Bangladesh settled a longstanding maritime dispute with Myanmar through the International Tribunal for the Law of the Sea (ITLOS) in March 2012. In addition to trade agreements, the neighbours have also signed several repatriation agreements and MoUs. Both countries are involved in border control exercise to combat drugs and illicit arms trade, terrorism, and human trafficking. Bangladesh’s two-pronged foreign policy approach meant that while a 12-member Bangladeshi delegation team led by the Foreign Secretary Shahidul Haque participated as observers at the Hague, the army chief visited Myanmar. This is surely not a coincidence. Irawaddy reported that Bangladesh Army Chief of Staff General Aziz Ahmed and Myanmar’s Vice-Senior General Soe Win, deputy commander-in-chief of Myanmar’s defence services, discussed the repatriation of Rohingya refugees, border security issues, and friendship between the armed forces of the two countries.
What about justice and individual responsibility?
Although the Security Council previously failed to pass a resolution because of China and Russia, the Pre-trial Chamber of the ICC, on September 6, 2018 agreed with the prosecution request that it can exercise jurisdiction to the crime against humanity of deportation under the Rome Statute. In November, the ICC judges gave prosecutor Fatou Bensouda authorisation to open an investigation into crimes against humanity, notably the forced deportation in 2017. Myanmar, which is not a party to the Rome Statute advised that it would not allow ICC prosecution to enter its territory for investigation. Bangladesh, however, is a party to the Rome Statute and the crime of deportation might have been committed in Bangladesh.

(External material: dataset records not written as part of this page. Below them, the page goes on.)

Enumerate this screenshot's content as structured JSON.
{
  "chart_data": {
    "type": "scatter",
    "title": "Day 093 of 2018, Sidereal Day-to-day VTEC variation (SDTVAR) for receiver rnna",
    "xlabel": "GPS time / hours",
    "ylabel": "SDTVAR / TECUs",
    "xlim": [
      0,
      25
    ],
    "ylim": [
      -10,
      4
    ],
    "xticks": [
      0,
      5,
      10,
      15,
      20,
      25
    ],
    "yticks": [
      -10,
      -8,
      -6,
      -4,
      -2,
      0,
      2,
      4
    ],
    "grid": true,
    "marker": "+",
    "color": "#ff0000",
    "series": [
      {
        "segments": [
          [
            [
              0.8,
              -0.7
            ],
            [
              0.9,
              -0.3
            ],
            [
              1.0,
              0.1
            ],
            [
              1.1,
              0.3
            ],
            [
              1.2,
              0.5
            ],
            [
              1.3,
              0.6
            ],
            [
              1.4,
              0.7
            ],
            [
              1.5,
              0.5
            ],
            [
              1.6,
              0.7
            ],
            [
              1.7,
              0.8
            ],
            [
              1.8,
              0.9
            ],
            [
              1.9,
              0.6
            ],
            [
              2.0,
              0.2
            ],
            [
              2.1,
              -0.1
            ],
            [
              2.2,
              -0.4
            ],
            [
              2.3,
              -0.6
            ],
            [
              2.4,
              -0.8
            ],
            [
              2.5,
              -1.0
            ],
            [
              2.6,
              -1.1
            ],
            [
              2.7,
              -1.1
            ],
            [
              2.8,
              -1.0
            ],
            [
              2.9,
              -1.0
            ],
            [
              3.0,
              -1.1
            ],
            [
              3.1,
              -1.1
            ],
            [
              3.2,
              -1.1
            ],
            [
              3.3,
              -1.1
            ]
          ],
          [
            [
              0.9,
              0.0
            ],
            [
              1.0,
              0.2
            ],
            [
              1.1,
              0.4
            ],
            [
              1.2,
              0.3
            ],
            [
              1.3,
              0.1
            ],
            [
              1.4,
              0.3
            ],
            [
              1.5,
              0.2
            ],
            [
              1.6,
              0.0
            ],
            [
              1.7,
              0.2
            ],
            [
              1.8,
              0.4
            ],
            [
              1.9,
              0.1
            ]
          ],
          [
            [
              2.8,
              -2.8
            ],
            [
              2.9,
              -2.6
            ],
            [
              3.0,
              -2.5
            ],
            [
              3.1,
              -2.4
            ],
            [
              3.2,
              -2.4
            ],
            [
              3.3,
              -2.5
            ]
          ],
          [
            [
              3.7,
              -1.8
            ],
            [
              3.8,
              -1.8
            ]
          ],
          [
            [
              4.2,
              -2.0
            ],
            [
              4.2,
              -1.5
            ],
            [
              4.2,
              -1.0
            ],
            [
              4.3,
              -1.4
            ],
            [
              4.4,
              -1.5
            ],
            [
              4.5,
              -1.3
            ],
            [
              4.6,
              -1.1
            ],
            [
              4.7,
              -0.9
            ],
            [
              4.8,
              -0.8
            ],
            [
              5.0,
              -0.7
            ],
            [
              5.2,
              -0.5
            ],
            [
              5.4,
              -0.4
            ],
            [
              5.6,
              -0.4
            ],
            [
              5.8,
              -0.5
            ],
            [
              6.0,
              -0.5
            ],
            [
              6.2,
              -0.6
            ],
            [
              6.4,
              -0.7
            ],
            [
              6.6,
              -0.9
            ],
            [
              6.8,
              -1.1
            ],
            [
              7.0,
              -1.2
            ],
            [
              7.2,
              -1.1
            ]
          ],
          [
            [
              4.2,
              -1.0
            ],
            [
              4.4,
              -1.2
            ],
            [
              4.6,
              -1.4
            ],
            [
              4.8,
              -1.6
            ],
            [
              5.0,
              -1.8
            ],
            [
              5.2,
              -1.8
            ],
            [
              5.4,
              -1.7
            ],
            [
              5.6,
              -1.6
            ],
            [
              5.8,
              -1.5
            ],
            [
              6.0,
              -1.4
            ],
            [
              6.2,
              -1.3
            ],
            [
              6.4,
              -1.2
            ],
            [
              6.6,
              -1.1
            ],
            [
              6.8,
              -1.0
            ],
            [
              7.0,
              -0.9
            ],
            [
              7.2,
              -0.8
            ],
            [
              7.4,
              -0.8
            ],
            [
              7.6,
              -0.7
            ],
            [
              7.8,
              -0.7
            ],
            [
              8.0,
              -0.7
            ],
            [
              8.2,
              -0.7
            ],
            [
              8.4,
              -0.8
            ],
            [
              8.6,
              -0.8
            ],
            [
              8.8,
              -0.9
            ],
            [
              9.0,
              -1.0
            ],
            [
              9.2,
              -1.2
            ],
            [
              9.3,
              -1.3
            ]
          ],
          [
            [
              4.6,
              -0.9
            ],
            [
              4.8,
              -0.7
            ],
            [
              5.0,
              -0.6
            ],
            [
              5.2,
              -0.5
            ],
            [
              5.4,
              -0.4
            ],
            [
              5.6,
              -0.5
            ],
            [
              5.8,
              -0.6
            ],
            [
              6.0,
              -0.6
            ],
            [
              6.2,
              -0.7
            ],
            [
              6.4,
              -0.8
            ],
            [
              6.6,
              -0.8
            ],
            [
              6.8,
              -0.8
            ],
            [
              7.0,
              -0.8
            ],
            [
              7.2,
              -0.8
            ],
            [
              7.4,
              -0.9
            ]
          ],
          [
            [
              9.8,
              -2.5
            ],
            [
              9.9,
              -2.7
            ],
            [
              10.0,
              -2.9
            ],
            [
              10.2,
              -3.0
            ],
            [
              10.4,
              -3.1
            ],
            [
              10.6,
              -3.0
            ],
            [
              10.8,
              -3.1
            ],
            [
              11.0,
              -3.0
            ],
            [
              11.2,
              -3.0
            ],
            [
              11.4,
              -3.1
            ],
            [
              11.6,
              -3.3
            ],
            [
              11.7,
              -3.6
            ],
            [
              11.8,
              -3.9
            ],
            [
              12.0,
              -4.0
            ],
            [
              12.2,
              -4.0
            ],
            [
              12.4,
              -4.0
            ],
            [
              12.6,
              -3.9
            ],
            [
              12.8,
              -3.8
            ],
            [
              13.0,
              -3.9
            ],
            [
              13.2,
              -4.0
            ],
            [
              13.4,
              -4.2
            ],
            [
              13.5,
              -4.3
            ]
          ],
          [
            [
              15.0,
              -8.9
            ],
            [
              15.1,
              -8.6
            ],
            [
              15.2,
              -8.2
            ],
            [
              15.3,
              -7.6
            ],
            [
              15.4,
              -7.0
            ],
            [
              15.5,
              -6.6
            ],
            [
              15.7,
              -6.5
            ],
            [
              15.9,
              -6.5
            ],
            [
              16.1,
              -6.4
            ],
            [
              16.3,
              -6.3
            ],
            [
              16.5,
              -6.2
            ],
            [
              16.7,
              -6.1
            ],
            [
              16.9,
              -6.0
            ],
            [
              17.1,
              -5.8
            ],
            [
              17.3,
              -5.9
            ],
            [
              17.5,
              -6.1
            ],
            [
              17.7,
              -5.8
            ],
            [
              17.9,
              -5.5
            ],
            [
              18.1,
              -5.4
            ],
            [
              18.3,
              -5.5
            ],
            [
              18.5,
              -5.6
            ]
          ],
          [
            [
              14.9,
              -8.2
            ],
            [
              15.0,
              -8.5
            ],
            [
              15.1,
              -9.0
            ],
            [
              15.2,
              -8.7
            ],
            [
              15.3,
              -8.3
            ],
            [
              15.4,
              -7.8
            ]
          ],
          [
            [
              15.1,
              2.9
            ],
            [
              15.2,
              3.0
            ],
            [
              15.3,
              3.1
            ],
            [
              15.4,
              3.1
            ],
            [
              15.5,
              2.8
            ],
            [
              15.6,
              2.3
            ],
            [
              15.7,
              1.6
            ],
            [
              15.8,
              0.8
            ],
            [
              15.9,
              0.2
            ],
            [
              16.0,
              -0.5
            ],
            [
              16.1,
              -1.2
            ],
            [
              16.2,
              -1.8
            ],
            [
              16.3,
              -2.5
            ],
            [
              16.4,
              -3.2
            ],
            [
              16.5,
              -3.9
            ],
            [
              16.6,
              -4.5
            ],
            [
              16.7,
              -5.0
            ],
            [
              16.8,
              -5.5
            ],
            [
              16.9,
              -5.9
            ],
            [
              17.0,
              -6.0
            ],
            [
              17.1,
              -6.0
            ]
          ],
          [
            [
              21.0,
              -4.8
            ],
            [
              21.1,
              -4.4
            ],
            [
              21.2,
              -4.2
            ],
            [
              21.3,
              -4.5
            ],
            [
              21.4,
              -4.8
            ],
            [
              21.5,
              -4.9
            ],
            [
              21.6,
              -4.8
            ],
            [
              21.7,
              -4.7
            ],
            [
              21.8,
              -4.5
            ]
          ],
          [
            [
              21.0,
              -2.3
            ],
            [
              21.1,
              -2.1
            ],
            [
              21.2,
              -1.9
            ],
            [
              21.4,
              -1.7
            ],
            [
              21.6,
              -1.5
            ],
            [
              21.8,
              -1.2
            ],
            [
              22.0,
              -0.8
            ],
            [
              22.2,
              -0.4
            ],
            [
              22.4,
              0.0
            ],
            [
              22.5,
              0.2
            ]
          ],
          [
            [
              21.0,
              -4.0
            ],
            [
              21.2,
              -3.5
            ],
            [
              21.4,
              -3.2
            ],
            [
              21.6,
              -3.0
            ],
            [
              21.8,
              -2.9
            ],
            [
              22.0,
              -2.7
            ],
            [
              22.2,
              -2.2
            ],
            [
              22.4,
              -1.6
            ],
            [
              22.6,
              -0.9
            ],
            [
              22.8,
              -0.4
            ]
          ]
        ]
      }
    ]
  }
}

The ICJ proceedings offer a unique opportunity to create global and local awareness and support for justice processes. While not relevant at this stage, the proceedings focussing on jurisdiction could also pave the way for new discussions on restorative justice and reparation for the victims. As a senior Rohingya politician told me, “This is no small matter. Burma has never acknowledged us by our name—Rohingya. But now at the ICJ, there is a case on the Rohingya. The international community calls us by our name.”
There is also a possibility that it would offer some guidance to both Bangladesh and Myanmar to refine the repatriation agreement. The provisional measures at the ICJ are legally binding in nature. Any decision by the ICJ will be communicated to the UN Secretary-General for transmission to the UN Security Council. The court may also request information from the parties on any matter concerning the implementation of the provisional measures.
On a final note, three of the survivors of the 2017 exodus have also travelled to the Hague. It is imperative to provide adequate support, including psycho-social care, even if they don’t directly testify before the court. The same goes for all the victims and survivors in the camps in Bangladesh and those who remain in Myanmar.
Bina D’Costa is professor at the Department of International Relations, the Australian National University. She is the author of Nationbuilding, Gender and War Crimes in South Asia.